Code-Memo

Maximum Depth of Binary Tree

Given the root of a binary tree, return its maximum depth. The maximum depth is the number of nodes along the longest path from the root node down to the farthest leaf node.

Approach

Depth-First Search (DFS)

1. Initialization:
   • Check if root is None. If it is, return 0 since the tree is empty.
2. Recursive DFS:
   • Implement a helper function dfs to traverse the tree recursively.
   • For each node, calculate the depth of its left and right subtrees.
   • The depth of the current node is 1 plus the maximum depth of its left and right subtrees.
3. Base Case:
   • If the current node is None, return the depth - 1 (to account for the extra increment before the leaf node).

Time Complexity

• The time complexity of this approach is ( O(n) ), where ( n ) is the number of nodes in the tree.

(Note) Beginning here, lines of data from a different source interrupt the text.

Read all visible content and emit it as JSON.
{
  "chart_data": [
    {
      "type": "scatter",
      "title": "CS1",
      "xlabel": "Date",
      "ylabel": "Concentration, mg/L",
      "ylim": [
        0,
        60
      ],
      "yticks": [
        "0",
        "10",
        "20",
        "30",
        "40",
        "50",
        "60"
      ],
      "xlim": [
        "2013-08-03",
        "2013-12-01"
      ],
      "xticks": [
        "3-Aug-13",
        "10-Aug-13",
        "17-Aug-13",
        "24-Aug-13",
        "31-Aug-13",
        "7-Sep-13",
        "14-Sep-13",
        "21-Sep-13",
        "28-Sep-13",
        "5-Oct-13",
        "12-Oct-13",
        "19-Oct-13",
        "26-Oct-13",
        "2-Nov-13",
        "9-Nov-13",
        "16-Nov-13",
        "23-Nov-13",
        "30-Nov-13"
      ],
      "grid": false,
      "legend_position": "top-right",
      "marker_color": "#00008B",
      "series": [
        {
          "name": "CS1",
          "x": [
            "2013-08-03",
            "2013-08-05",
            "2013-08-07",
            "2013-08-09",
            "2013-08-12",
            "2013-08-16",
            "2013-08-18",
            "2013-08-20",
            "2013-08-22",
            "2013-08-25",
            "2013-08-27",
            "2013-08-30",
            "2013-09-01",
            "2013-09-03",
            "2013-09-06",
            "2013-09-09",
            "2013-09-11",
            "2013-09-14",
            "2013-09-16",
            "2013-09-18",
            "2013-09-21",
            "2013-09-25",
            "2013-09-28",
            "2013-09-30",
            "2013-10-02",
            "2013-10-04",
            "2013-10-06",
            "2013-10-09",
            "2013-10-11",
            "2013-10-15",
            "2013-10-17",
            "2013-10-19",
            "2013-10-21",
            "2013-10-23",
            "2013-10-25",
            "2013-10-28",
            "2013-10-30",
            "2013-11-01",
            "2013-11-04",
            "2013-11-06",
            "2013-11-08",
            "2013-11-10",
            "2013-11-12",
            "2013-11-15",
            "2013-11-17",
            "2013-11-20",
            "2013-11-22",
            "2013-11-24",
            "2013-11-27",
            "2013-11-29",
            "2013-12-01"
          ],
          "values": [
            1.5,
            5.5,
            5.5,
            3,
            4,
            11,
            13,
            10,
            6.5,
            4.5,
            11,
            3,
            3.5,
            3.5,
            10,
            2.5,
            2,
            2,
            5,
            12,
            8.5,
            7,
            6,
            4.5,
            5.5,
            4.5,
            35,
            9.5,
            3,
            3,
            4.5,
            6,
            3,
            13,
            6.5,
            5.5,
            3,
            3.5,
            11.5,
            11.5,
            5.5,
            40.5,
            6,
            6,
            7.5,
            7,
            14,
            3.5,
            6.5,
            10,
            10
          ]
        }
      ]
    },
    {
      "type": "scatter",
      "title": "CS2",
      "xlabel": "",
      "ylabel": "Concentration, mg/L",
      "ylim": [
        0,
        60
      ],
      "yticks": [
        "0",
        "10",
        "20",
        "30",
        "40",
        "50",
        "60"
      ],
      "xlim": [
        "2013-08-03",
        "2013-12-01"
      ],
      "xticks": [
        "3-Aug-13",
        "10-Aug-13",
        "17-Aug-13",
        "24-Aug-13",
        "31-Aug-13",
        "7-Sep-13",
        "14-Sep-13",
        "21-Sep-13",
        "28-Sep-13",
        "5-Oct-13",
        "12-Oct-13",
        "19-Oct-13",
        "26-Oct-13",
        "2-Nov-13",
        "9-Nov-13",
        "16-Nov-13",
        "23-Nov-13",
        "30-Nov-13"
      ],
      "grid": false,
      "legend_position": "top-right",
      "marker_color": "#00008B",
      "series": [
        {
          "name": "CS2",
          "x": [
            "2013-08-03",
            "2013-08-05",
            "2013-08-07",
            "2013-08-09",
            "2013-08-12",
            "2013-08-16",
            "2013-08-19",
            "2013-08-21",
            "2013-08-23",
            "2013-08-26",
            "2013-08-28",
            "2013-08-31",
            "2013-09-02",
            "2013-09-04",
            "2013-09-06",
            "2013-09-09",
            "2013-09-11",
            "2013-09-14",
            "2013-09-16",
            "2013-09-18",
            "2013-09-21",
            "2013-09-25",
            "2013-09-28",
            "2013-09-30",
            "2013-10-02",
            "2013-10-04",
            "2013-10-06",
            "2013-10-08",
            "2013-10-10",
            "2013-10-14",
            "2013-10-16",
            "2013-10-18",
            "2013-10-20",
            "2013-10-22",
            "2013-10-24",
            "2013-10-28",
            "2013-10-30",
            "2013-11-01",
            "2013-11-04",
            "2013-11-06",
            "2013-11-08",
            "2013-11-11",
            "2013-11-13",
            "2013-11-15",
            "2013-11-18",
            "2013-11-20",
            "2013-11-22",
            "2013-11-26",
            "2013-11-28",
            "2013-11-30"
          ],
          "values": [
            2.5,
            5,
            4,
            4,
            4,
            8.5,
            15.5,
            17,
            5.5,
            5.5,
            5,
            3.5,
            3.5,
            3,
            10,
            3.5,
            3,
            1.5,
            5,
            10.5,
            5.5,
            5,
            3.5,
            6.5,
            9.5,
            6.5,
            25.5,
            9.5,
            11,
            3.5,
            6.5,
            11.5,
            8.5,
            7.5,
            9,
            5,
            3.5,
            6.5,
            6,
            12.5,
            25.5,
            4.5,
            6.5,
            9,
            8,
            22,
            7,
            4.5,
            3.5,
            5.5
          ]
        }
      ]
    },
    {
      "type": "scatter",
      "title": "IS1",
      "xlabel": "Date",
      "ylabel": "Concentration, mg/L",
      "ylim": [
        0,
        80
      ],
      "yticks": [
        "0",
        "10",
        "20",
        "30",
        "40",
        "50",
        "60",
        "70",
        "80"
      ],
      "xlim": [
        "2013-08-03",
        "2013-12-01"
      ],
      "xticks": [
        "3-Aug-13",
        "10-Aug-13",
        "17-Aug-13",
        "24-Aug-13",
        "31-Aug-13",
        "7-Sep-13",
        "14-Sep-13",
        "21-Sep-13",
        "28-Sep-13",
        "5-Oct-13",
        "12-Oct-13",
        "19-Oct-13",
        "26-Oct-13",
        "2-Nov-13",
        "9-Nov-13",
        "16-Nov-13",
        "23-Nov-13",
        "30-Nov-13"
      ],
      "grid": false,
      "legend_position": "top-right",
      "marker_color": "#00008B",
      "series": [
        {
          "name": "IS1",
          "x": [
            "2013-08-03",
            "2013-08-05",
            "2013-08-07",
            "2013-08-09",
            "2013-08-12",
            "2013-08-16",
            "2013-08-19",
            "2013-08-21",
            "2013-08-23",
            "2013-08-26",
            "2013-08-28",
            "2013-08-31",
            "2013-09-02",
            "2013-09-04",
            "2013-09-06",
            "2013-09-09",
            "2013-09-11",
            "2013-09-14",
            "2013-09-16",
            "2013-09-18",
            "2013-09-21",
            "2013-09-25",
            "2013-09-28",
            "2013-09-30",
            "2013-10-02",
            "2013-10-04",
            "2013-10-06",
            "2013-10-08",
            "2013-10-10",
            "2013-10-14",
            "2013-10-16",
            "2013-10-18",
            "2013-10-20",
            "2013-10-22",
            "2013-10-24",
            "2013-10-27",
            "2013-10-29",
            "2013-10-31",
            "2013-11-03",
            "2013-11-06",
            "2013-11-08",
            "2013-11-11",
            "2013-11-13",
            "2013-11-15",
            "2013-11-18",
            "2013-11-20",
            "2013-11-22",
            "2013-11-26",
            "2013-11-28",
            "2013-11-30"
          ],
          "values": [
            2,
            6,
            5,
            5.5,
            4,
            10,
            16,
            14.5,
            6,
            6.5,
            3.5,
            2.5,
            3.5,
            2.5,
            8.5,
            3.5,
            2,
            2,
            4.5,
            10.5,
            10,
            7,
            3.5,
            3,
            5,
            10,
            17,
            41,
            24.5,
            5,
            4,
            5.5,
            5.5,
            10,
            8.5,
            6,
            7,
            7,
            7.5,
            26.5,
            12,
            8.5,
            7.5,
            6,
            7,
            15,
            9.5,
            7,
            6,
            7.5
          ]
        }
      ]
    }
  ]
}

This is because each node is visited exactly once.

# Definition for a binary tree node.
# class TreeNode:
#     def __init__(self, val=0, left=None, right=None):
#         self.val = val
#         self.left = left
#         self.right = right

class Solution:
    def maxDepth(self, root: Optional[TreeNode]) -> int:
        if not root:
            return 0
        return self.dfs(root, 1)

    def dfs(self, node: Optional[TreeNode], depth: int) -> int:
        if not node:
            return depth - 1

        left_depth = self.dfs(node.left, depth + 1)
        right_depth = self.dfs(node.right, depth + 1)

        return max(left_depth, right_depth)